In response to the TIGTA conclusions, the IRS said that it would investigate establishing a tax gap advisory panel.
SENATORS REQUEST TAX INFO ON OIL AND GAS COMPANIES: As their colleagues floated talks of $100 gas-rebate checks for taxpayers, the heads of the Senate Finance Committee asked the Internal Revenue Service to provide tax and financial information on the nation's largest oil and gas companies. Senate Finance Committee chair Chuck Grassley, R-Iowa, and ranking member Max Baucus, D-Mont., announced that they are planning a comprehensive review of federal taxes paid by oil and gas companies on profits.
In a letter to IRS Commissioner Mark Everson, the senators asked to inspect the annual federal corporate income tax returns for the past five years for the 15 largest oil and gas companies, based on sales. The senators said that the information will help them better understand the federal tax posture of the industry.
IRS PARTNERS WITH STATES AGAINST MONEY LAUNDERING: The Internal Revenue Service announced agreements with 33 states and Puerto Rico to begin sharing information to ensure that money services businesses are complying with laws to report unusual cash transactions and other suspicious activities.
Passed in 1970, the Bank Secrecy Act requires financial institutions to help the government prevent money laundering by keeping records on customers' cash purchases of negotiable instruments, filing reports of daily cash transactions exceeding $10,000, and reporting suspicious activity.
The IRS already has agreements with states for the exchange of tax information. The new agreement will allow the agency and participating states to share enforcement leads and coordinate their efforts to make sure they are performing the necessary checks on the businesses without overlapping efforts.
Colorado, Hawaii, Montana, New Hampshire, New Mexico and Montana cannot enter into such agreements with the IRS, either because state law prohibits them from doing so, or because they don't have the authority themselves to regulate the industry.

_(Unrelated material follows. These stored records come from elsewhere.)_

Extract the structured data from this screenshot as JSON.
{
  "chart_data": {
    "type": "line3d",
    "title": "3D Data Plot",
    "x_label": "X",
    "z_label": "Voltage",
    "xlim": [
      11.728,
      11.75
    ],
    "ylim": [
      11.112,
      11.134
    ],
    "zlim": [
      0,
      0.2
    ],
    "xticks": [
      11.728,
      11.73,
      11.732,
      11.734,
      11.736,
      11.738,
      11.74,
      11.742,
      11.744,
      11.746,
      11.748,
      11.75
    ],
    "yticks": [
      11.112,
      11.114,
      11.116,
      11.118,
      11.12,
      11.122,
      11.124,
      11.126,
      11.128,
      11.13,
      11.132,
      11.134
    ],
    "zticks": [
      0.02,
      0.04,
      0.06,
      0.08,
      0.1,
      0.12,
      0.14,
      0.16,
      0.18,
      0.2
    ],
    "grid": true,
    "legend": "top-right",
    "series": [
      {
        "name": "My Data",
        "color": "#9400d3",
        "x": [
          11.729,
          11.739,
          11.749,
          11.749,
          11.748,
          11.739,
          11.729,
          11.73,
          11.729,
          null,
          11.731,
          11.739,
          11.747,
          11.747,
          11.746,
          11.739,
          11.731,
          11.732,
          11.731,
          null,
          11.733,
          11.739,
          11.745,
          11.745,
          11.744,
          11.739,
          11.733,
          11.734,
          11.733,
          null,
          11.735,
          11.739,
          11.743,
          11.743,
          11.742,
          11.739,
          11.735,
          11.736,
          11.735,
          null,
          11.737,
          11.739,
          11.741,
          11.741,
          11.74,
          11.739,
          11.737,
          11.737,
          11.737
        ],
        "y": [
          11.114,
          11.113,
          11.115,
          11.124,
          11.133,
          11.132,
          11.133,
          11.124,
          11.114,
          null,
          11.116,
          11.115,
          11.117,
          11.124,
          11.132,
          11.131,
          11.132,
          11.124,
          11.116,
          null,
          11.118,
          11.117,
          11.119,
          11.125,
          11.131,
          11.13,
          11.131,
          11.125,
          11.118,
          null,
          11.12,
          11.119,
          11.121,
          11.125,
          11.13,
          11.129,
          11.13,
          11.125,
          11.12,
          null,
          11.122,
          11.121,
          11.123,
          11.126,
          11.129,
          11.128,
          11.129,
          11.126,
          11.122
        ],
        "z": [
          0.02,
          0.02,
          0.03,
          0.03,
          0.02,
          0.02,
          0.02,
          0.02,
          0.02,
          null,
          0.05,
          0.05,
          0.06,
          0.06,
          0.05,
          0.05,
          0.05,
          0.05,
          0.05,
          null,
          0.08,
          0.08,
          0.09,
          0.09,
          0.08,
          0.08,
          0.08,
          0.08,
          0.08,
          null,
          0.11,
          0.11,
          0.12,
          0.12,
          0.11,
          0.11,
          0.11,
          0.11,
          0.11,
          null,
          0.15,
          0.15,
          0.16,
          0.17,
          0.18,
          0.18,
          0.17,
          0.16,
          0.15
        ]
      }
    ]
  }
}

KPMG MAKES PROGRESS ON SHELTER LAWSUIT: KPMG moved a bit closer to putting another piece of its tax shelter troubles in the past, filing court papers that more than 200 investors have agreed to a settlement in a class-action lawsuit against the accounting firm and law firm Sidley Austin Brown & Wood LLP.
Of the 284 eligible investors, 55 opted out of the settlement, down slightly from the 64 individuals who had forced the parties to shelve a $195 million settlement agreement in early February. With more than 80 percent of eligible participants now on board, spokespeople for KPMG and lawyers at Milberg Weiss Bershad & Schulman said that the settlement should now move forward without additional problems.
The settlement covers four tax shelters offered by KPMG that the Internal Revenue Service has said are abusive and helped the 600 taxpayers who bought them avoid about $2.5 billion in taxes. Investors opting out of the settlement can still pursue individual claims.
The two firms agreed to pay plaintiffs' legal fees of up to $30 million as part of the settlement. KPMG, which sold the questionable tax shelters, will cover the bulk of the settlement, while Chicago law firm Sidley Austin, which gave legal advice on the structures, will pay about 20 percent of the settlement.
KPMG admitted criminal wrongdoing in creating the shelters and agreed to pay $456 million in penalties in September, as a grand jury in New York indicted more than a dozen former KPMG executives and a lawyer for Sidley Austin. Former clients have since brought dozen of lawsuits against KPMG.